What eventuated can be described as little less than an unmitigated disaster.

The major problem was the death rate of convicts from tropical diseases, this being one of the reasons why convicts were chosen to be the guards, as transportees were more dispensable than regular soldiers. Not only did those transported have little motivation to act as guards, but they were inclined on some occasions to engage in mutiny.

Apart from death, another major problem was that of desertion. It seems that many a captain of the slaving ships was only too willing to recruit as crew-members escaped convicts without asking too many questions in order to replace their crew-members who had died.

In the course of her book, Dr Christopher highlights the “careers” of two professional and notorious thieves, William Murray Mackenzie and Patrick Madan. Mackenzie had previously been transported to North America, from whence he absconded and returned to England. He was later murdered in West Africa. However, Madan made a successful getaway from West Africa and disappears from the record of history.

Other schemes to deport convicts to the Caribbean and even to Maryland after the conclusion of the War of Independence proved abortive.

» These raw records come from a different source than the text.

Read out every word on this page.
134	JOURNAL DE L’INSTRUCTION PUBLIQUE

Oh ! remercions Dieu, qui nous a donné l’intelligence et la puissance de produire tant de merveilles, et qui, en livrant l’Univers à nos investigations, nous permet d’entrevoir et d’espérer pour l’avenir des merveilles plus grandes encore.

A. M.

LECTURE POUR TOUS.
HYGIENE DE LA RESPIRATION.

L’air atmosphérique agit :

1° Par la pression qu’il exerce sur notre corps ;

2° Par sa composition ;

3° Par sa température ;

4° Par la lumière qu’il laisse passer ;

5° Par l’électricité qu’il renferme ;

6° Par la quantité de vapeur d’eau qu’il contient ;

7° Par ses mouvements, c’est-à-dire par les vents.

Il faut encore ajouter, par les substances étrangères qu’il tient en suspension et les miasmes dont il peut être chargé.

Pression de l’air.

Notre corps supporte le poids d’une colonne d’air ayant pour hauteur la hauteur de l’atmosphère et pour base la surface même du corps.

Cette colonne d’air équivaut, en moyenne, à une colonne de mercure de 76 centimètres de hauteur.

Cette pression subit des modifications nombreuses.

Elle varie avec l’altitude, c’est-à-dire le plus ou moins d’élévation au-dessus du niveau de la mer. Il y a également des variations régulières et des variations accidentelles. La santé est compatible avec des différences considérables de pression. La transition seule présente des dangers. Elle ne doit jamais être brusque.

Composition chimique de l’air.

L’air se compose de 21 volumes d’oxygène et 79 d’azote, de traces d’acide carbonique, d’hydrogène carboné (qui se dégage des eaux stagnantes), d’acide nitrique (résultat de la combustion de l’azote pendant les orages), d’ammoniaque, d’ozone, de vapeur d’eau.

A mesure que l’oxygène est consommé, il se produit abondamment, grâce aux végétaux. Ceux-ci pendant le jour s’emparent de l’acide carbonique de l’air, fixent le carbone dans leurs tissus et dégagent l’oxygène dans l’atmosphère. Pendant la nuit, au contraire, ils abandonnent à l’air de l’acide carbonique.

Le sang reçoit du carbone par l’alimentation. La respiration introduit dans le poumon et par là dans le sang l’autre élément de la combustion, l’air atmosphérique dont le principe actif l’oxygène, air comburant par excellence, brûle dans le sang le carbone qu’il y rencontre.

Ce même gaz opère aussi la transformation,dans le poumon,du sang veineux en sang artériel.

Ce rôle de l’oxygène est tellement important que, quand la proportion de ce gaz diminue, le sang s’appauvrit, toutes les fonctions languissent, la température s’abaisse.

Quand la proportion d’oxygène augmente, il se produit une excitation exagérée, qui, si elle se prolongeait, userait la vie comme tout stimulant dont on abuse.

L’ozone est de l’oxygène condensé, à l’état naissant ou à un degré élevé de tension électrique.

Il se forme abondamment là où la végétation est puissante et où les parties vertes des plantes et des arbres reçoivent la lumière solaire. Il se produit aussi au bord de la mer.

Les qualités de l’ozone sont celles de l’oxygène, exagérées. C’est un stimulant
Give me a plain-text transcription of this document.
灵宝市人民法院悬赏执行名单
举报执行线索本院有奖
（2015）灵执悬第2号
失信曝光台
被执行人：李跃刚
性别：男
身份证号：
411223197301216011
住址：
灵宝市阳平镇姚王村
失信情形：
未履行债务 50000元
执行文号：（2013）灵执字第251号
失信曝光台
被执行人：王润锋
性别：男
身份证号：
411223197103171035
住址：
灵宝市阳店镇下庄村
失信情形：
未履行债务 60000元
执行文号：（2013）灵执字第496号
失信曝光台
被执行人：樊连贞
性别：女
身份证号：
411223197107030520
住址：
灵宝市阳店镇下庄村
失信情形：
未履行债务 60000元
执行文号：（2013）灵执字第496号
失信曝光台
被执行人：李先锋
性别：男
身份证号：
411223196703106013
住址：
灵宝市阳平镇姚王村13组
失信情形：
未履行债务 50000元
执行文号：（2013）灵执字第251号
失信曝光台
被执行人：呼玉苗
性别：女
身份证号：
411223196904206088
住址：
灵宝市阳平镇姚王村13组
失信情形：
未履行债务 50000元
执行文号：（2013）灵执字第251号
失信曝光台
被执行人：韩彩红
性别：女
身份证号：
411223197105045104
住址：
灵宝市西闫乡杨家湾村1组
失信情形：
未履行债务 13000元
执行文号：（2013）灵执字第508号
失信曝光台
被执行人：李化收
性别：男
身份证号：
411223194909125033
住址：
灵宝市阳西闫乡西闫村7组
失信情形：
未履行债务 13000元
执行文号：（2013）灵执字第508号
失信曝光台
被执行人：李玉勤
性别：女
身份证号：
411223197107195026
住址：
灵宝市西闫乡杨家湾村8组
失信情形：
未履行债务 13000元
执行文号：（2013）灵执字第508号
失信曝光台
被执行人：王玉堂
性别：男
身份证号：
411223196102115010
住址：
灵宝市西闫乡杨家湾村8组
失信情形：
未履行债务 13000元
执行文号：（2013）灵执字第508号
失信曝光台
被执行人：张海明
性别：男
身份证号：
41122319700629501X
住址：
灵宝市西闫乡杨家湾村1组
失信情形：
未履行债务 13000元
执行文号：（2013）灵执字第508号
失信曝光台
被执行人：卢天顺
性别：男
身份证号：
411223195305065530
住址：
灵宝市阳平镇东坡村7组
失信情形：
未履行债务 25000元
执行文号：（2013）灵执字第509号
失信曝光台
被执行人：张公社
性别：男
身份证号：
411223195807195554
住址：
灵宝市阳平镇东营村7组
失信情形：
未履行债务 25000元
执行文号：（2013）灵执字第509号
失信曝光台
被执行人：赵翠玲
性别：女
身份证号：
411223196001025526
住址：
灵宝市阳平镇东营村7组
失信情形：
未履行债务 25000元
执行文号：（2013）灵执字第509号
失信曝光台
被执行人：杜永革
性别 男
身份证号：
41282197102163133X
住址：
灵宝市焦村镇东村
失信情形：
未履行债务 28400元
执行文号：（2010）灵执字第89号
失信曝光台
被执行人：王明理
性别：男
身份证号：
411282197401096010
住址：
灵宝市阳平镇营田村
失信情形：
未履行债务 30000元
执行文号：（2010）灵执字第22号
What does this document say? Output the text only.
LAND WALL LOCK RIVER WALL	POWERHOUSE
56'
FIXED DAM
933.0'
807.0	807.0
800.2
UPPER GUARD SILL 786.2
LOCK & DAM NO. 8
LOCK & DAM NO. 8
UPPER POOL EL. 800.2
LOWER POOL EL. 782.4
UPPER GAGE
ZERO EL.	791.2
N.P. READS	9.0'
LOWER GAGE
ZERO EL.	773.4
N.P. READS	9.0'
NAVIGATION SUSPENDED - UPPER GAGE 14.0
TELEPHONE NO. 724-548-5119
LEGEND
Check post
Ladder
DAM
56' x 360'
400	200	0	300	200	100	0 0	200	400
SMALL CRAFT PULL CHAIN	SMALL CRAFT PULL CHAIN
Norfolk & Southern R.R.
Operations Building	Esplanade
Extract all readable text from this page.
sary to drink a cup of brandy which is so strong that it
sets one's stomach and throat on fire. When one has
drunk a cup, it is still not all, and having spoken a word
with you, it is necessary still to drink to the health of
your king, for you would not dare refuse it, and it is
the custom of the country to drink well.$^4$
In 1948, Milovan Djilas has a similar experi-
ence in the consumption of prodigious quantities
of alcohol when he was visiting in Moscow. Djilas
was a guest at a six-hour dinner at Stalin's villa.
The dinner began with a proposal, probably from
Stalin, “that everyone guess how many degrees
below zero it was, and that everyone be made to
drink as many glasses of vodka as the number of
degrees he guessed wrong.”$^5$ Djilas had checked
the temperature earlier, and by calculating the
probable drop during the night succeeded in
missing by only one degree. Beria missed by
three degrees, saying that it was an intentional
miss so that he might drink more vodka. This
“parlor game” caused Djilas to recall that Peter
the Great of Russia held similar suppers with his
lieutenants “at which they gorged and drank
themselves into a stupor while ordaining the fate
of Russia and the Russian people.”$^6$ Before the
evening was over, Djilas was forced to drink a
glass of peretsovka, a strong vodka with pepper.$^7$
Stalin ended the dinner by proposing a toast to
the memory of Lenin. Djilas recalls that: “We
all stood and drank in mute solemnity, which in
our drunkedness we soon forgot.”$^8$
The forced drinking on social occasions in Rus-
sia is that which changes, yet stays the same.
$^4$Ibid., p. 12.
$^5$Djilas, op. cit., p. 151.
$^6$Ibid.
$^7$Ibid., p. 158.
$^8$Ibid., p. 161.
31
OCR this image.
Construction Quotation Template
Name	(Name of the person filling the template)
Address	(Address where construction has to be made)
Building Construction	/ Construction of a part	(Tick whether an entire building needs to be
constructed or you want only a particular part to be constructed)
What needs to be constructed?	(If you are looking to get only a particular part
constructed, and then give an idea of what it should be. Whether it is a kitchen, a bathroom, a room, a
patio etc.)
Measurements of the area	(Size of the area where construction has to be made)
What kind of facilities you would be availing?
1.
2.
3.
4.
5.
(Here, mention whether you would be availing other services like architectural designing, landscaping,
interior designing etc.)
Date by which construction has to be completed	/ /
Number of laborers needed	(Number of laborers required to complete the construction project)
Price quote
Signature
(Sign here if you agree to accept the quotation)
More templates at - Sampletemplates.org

It was largely in the face of these failures that the British government ultimately decided upon establishing the colony of New South Wales.

Dr Christopher concludes her account with a brief foray into the colony’s subsequent role, making the observation that the British government had learned its lessons through its previous failed penal colonies.

New South Wales indeed was a successful venture. In fact, some convicts who had originally been transported to West Africa ended up there.

Whereas some of these convicts’ one-time comrades in West Africa died horrible deaths, some of the convicts who made it to New South Wales ended up leading prosperous lives and making positive contributions to the fledgling colony.

A Merciless Place is a thoroughly researched, absorbing, although at times lengthy, account of Britain’s failed transportation scheme to West Africa. It fills a gap in the story of the foundation of Australia, one that adds another dimension to the understanding of the rationale as to why New South Wales was founded.